My son told me, “The car manual says that I shouldn’t turn up the stereo to full volume.”
I said, “That’s sound advice.”
Instead of a swear jar, I have a negativity jar. Every time I have pessimistic thoughts, I put a dollar in…
It’s currently half empty…
Mick was in court for a double murder and the judge said, “You are charged with beating your wife to death with a shovel.” A voice at the back of the courtroom yelled out, “You bastard!”
The judge continued, "You are also charged with beating your daughter to death with a shovel." Again, the voice at the back of the courtroom yelled out, "You fucking bastard!!!" The judge stopped, looked at the man in the back of the courtroom, and said, "Paddy, I can understand your anger and frustration at this crime, but I will not have any more of these outbursts from you or I shall charge you with contempt! Now what is the problem?" Paddy, at the back of the court stood up and responded, "For fifteen years I lived next door to that bastard and every time I asked to borrow a fucking shovel he said he didn't have one!"

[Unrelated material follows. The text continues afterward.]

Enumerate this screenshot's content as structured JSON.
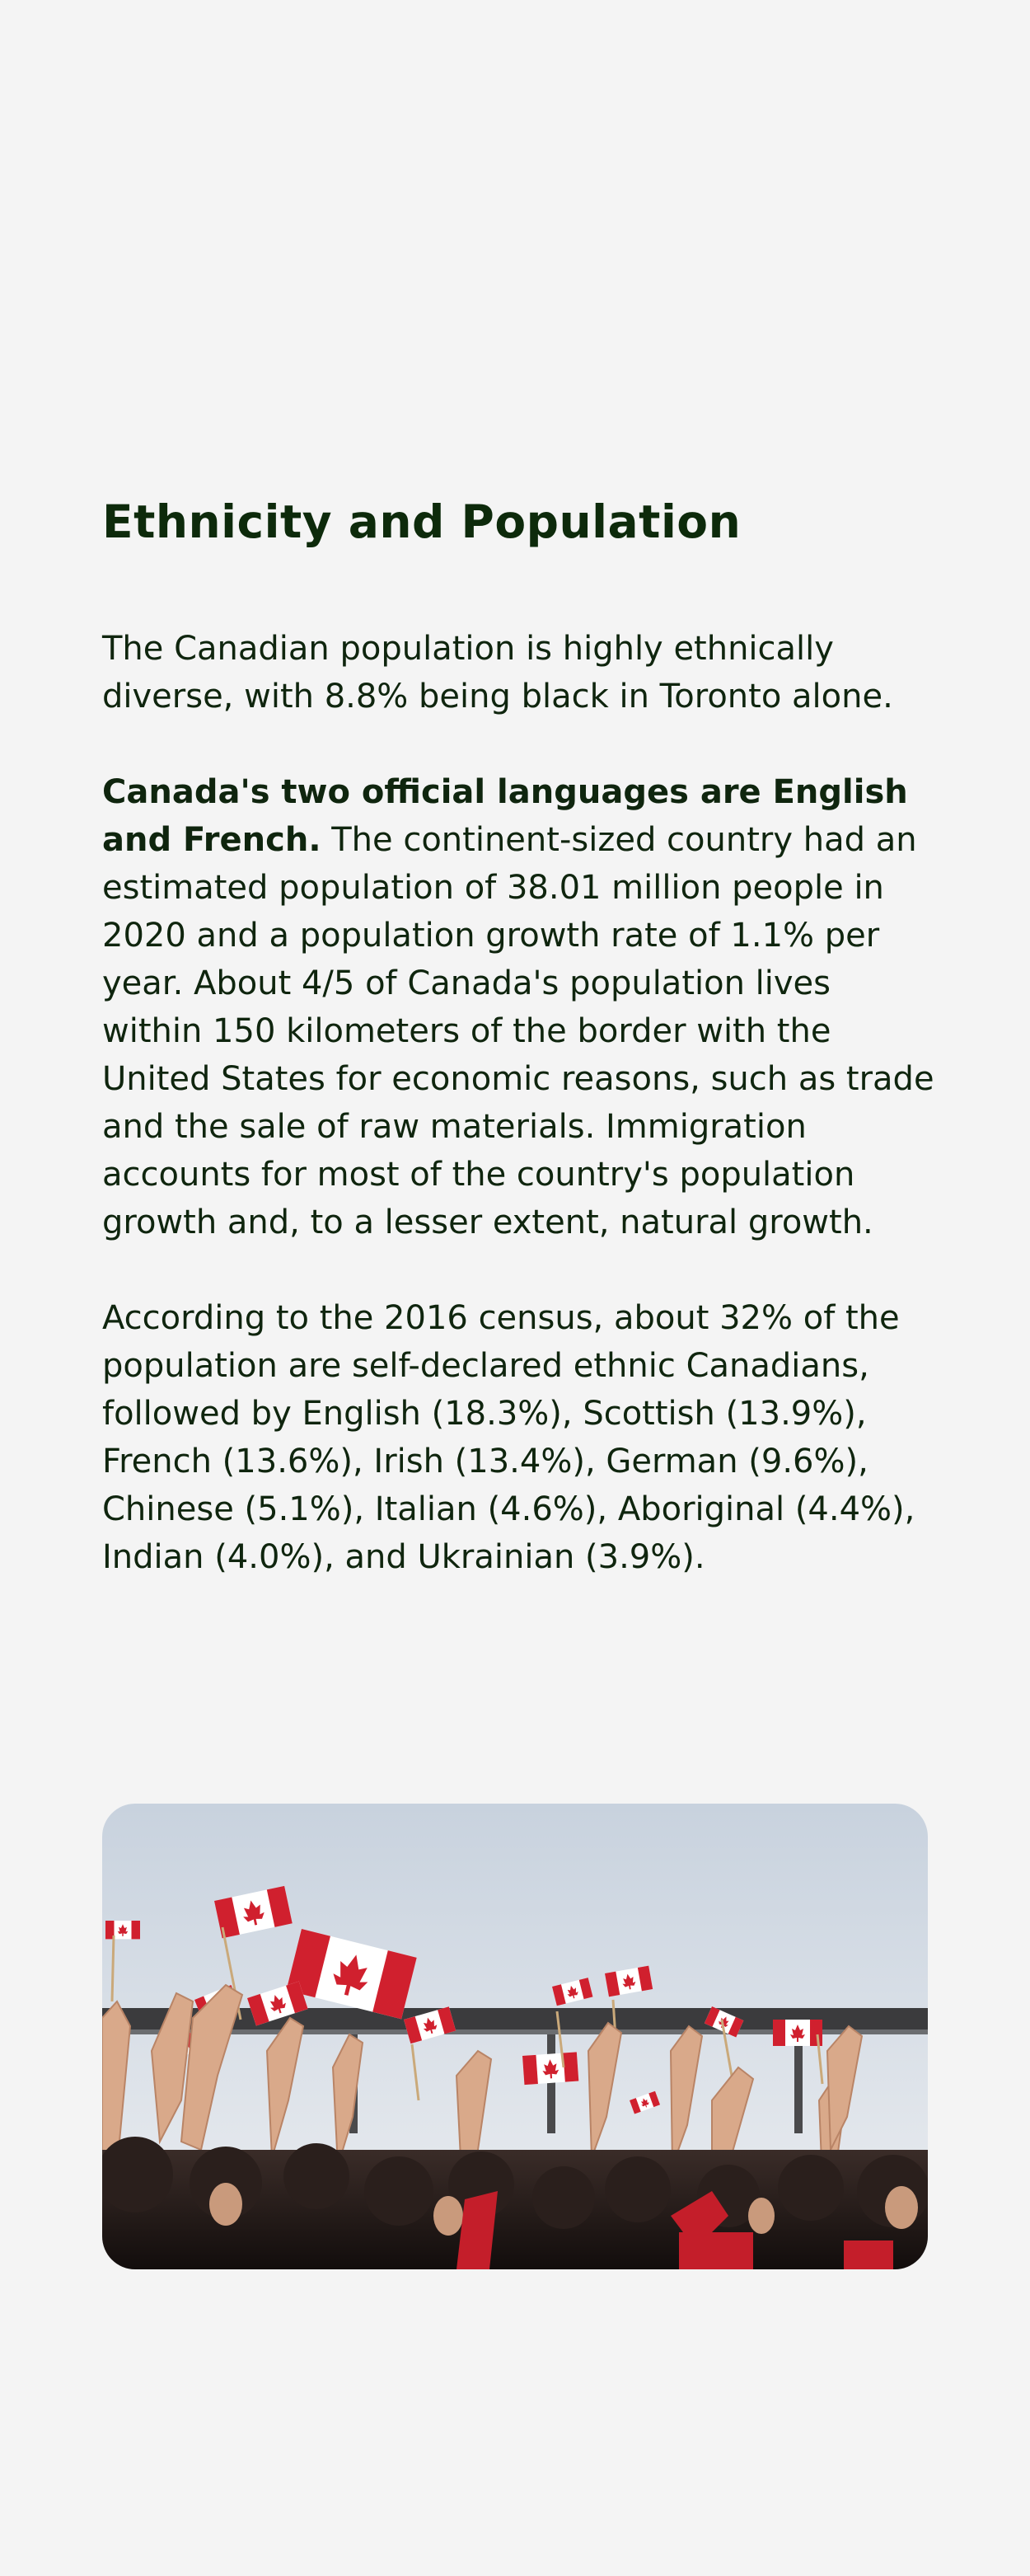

My ex wife drowned in coffee
Terrible way to go, but I'm just glad it was instant
Not One Republican Voted To Remove A Domestic Terrorist From Office…. Not One
https://ift.tt/2vazgX4
Two Americans are touring Europe, and are scheduled to arrive in France Sunday afternoon.

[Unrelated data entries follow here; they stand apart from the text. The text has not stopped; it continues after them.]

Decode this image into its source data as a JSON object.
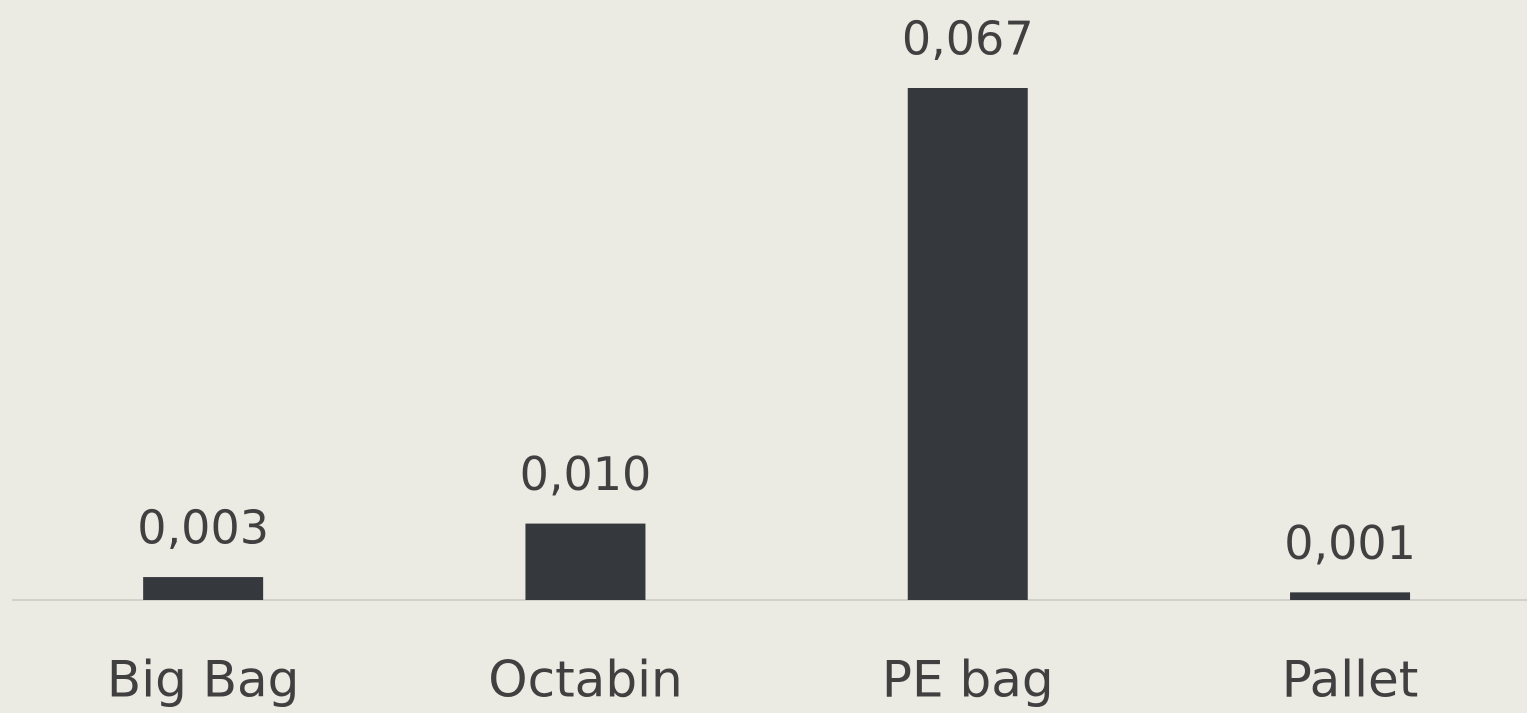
{
  "chart_data": {
    "type": "bar",
    "categories": [
      "Big Bag",
      "Octabin",
      "PE bag",
      "Pallet"
    ],
    "values": [
      0.003,
      0.01,
      0.067,
      0.001
    ],
    "value_labels": [
      "0,003",
      "0,010",
      "0,067",
      "0,001"
    ],
    "color": "#35383d"
  }
}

Two Americans are touring Europe, and are scheduled to arrive in France Sunday afternoon. However, they arrived several hours early, and had little to do on Sunday morning while everything was closed. "Well," one says to the other, pointing to a nearby Cathedral, "why don't we attend Mass?" "Sure," replies his friend. "But we don't know how the French pray and we can't speak French!" The first guy thinks for a minute. "I have an idea. We'll pick a guy in front of us, and whatever he does, we'll do." His friend agrees. They enter the church, sit close to the front, and choose a guy. Fifteen minutes pass, and their plan is working well. Thirty minutes, no issues. By the time forty-five minutes pass, they've gotten used to the routine. Suddenly, while everyone is seated, the priest says something in French and the gentleman they chose stands up. Without thinking, the two Americans stand up as well. The church bursts into hard laughter. Realizing that no one else is standing up, the two Americans sit down quickly, before deciding to just leave in embarrassment. They wait for the Mass to end, and then approach the priest, who happened to speak English as part of his vocation. "We're really well-meaning people- we don't speak French and just chose some guy to imitate while praying," one says. The priest chuckles. "Ah. You're probably wondering why everyone laughed at you." "Yes," replied the other American. "Well, you see, I announced the Baptism of a child… and asked for the father of the child to stand up."
An elderly husband and wife visit their doctor when they begin forgetting little things.
Their doctor tells them that many people find it useful to write themselves little notes. When they get home, the wife says, "Dear, will you please go to the kitchen and get me a dish of ice cream? And maybe write that down so you won't forget?" "Nonsense," says the husband, "I can remember a dish of ice cream." "Well," says the wife, "I'd also like some strawberries and whipped cream on it." "My memory's not all that bad," says the husband. "No problem – a dish of ice cream with strawberries and whipped cream. I don't need to write it down." He goes into the kitchen; his wife hears pots and pans banging around. The husband finally emerges from the kitchen and presents his wife with a plate of bacon and eggs. She looks at the plate and asks, "Hey, where's the toast I asked for?"
Reason I’m poor
Reason I’m poor
Out of all the machines, the pulley is the most egotistical.
It’s always the centre of a tension.
a man woke up after a serious accident and he said “I can’t feel my legs!!”
the doctor said “I know you can’t, i’ve cut off your arms!
Have you ever tried eating a clock?
It’s really time-consuming, especially if you go for seconds.
What is the difference between a unicorn and a carrot?
One is a funny beast and the other is a bunny feast.